Qualcomm is also expanding into new product categories, such as AI PCs, opening new doors for growth. According to CanalysOnly 19% of total PCs shipped in 2024 will be AI PCs, but AI PC penetration is expected to reach 60% by 2027, underscoring the strong growth potential of this market segment. As one of the leading chipmakers for AI PCs, Qualcomm is well positioned to benefit from this favorable development.

In addition, Qualcomm’s automotive business is gaining traction, allowing the company to diversify its revenue streams. In fiscal 2023, auto revenues rose 24% year-over-year to $1.9 billion, helped by increased spending by automakers on advanced technologies such as high-end infotainment systems and autonomous driving. As of 2022, Qualcomm was the leading chip supplier to the automotive industry with an 80% market share, underscoring the company’s strong position in this fast-growing sector.

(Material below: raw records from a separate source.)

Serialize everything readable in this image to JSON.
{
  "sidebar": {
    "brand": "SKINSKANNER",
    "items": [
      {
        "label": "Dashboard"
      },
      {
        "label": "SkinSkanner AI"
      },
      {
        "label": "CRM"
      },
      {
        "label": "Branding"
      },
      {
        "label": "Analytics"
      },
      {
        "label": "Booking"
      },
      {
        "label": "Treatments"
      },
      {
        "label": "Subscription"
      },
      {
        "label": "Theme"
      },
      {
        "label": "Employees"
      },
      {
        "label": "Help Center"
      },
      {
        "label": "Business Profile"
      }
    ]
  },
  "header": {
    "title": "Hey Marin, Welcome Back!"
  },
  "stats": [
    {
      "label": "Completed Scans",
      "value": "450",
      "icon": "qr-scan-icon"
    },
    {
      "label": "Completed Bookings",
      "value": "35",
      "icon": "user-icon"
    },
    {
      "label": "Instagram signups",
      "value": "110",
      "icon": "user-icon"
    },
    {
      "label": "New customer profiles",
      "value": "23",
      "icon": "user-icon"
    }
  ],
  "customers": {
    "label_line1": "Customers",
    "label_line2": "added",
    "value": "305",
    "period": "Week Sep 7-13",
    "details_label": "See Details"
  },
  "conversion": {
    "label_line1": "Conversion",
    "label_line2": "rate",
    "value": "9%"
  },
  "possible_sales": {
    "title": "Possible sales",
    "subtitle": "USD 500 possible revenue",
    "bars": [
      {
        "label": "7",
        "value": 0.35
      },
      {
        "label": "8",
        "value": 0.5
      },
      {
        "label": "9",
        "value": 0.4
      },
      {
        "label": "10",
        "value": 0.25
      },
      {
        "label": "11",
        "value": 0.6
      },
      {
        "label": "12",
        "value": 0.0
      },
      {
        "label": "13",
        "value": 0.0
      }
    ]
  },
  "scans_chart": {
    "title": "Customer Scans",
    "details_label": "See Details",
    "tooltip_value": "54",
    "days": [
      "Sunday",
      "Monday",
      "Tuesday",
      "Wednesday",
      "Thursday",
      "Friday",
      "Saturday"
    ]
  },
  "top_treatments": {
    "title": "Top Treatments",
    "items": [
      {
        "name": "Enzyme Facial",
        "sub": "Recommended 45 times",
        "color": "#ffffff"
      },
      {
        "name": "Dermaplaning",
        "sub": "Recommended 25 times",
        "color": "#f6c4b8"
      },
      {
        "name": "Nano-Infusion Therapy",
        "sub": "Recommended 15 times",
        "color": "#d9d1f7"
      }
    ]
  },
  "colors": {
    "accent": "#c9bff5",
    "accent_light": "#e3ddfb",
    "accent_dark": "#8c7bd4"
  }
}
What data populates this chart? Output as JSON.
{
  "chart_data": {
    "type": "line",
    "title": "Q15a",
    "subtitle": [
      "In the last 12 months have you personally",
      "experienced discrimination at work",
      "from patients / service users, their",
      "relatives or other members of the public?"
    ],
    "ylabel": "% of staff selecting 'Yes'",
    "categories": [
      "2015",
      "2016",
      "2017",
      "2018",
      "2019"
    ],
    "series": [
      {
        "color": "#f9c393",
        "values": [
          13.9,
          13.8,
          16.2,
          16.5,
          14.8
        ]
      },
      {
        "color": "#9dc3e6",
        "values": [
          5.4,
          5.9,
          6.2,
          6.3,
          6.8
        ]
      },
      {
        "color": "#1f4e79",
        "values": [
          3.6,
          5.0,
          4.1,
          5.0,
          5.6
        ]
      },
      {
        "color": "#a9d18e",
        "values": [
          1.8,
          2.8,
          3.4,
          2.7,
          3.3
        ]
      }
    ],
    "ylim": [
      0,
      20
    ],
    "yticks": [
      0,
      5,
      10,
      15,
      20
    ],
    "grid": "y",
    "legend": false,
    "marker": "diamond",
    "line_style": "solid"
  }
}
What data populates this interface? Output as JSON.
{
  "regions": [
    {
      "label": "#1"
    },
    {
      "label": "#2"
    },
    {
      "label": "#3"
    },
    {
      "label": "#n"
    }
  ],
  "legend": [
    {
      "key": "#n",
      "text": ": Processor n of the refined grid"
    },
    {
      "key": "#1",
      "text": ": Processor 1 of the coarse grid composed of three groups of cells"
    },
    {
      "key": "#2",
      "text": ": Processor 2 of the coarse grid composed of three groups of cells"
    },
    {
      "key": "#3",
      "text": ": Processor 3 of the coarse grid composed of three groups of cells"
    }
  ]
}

Despite the start to growth for Qualcomm, some analysts have grown cautious about the company’s prospects in recent weeks. For example, JPMorgan analysts added Qualcomm to its negative catalyst watchlist earlier this week as they expect the company to provide weak guidance for the coming quarter. On October 21, Barclays also claimed that Qualcomm is lagging behind some of its fellow chipmakers in AI advances.

Nevertheless, Qualcomm’s average price target, based on the ratings of 21 Wall Street analysts, is $214.13, implying an upside potential of 25.1% from the current market price.

See more QCOM analyst reviews

With a price-to-earnings ratio of 17 compared to 50 for Nvidia (NVDA) and 45 for Advanced Micro Devices (AMD), QCOM appears cheaply valued. However, Qualcomm’s dependence on Arm’s chip design architecture paints a bleak outlook for the company, as failure to renegotiate the deal terms could lead to a cancellation of the partnership. Despite being attractively valued, QCOM stock could struggle if there isn’t a good solution to mitigate the threat posed by Arm. For this reason, I am neutral on QCOM today.

Arm Holdings’ possible cancellation of a chip architecture deal with Qualcomm will likely limit Qualcomm’s growth potential in the near term. Qualcomm’s alternative options also suggest that the company’s operating margins could come under pressure in the coming quarters. Despite Qualcomm’s long period of growth, I believe investors should be cautious given the uncertainty surrounding the prospects for Qualcomm’s mobile chiplet business.